Before Kolabati could answer, Moki's voice boomed from within the house.

"Bati! Hele mai! And bring your ex-lover. See what your god has fashioned!"

Kolabati rolled her eyes and started forward. Jack grabbed her arm, gently.

"What do you say?"

"I'll think about it."

She pulled her arm away and dropped the dummy necklace back into her pocket. Jack followed her.

And stopped inside the door, staring.

The great room had been transformed. All the wood and lava from the broken sculptures had been reshaped, combined, coalesced into a single huge assembly that stretched from wall to wall. And where he'd run out of sculpture remnants, Moki had smashed pieces of furniture and added them to the mix. The assorted stained and bleached wooden fragments were arranged so as to appear to spring from the wood paneling of the walls, forming four spokes in a giant lopsided wheel, weaving crooked paths toward a common center. A lava center. Moki had somehow joined all the red and black lava fragments—the gleam of wire, the dewy moisture of still-drying epoxy were visible within the irregular mass—into a new whole, a jagged, haphazard aggregate that had no coherent shape, no symmetry, no discernible intelligence to it, yet somehow was undeniably menacing and implacably predatory.

"What do you think of Maui's masterpiece?" Moki said, standing near the center, hands on hips, grinning like a caricature of Burt Lancaster.

Ba squatted in the far corner, a gaunt Buddha, silent, watching.

"It's…disturbing," Kolabati said.

"Yes!" He clapped his hands. "Excellent! Exactly what it is supposed to be! Disturbing. True art should disturb, don't you think? It should challenge all your comfortable assumptions, tip them over so you can see what crawls around on their underbellies.

"But what is it?" Jack said.

Moki's smile faltered, and for the first time since he'd arrived, Jack detected a hint of uncertainty in the man's eyes.

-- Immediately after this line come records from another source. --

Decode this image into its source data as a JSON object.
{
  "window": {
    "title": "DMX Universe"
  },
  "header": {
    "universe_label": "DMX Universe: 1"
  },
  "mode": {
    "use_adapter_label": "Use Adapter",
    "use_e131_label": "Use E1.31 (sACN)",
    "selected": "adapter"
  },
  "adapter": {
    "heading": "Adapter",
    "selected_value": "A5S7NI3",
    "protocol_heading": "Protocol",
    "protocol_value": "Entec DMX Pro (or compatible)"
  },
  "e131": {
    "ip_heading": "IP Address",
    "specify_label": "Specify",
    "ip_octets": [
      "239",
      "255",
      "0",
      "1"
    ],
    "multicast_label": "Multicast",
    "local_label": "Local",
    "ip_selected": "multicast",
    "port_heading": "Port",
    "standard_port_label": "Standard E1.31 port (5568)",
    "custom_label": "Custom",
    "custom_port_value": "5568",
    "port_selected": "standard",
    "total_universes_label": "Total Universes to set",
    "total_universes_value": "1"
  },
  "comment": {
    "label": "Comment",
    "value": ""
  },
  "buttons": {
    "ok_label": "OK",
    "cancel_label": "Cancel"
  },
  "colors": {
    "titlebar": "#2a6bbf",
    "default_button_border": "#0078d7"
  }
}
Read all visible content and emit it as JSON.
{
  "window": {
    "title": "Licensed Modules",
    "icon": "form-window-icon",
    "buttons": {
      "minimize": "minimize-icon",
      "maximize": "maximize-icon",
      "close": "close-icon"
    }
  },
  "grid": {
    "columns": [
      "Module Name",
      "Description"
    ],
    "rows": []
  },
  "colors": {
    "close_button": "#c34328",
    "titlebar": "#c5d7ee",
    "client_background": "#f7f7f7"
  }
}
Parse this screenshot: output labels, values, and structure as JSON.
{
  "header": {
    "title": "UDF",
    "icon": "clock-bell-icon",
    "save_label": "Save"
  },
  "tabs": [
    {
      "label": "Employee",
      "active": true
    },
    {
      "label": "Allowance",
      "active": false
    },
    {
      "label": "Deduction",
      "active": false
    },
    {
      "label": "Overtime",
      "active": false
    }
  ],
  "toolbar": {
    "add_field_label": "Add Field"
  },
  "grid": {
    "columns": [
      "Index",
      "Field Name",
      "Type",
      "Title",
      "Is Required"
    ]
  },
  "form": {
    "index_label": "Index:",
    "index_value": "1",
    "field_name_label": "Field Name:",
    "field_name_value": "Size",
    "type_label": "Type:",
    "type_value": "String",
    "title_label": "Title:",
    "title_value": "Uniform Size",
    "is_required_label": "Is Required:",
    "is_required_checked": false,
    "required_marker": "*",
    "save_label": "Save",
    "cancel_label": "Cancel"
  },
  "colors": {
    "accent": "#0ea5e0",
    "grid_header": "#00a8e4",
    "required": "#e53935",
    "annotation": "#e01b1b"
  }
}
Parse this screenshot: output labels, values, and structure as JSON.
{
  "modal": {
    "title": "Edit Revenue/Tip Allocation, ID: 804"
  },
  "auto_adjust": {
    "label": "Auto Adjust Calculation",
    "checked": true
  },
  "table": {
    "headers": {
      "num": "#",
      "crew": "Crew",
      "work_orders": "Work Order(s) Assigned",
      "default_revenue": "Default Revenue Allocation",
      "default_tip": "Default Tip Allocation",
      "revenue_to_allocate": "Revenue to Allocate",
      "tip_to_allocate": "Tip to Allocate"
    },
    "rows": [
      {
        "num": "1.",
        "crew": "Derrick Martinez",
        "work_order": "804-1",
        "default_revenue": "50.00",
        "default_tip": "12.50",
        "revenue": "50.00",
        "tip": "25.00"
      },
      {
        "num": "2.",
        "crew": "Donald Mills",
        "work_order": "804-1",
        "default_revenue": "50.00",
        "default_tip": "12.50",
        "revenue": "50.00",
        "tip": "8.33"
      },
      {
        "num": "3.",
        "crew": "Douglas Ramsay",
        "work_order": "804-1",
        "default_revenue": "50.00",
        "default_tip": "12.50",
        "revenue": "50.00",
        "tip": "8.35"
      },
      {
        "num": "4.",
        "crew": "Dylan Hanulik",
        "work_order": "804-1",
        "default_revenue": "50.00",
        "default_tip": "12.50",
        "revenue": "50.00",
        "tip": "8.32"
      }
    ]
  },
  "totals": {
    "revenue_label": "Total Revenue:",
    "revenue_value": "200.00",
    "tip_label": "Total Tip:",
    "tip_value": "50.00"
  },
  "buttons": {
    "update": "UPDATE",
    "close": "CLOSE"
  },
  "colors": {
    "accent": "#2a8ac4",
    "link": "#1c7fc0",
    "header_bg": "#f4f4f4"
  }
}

He hasn't the faintest idea what he's done.

"Why…it's a vision," he said, recovering quickly. "A recurring one. It's plagued me for days. It's…" His eyes brightened with sudden inspiration. "It's Maui! Greater Maui! Yes! The four separate islands—Molokai, Lanai, Kahoolawe, and Maui itself—drawing back to where they belong—together. Forming one seamless mass at the center!"

Jack stared at the construct. This was no island or regrouping of islands. Too bizarre, too menacing. It was something else, but even the artist hadn't a clue as to what.

"Come," Moki said, grabbing Kolabati's hand. "Maui is tired. He needs to rest before the ceremony tonight. And he needs his woman by his side." He stared at Jack, challenging him. "The woman who once loved you now loves a god. She can never go back. She will never want to. Isn't that true, Bati?"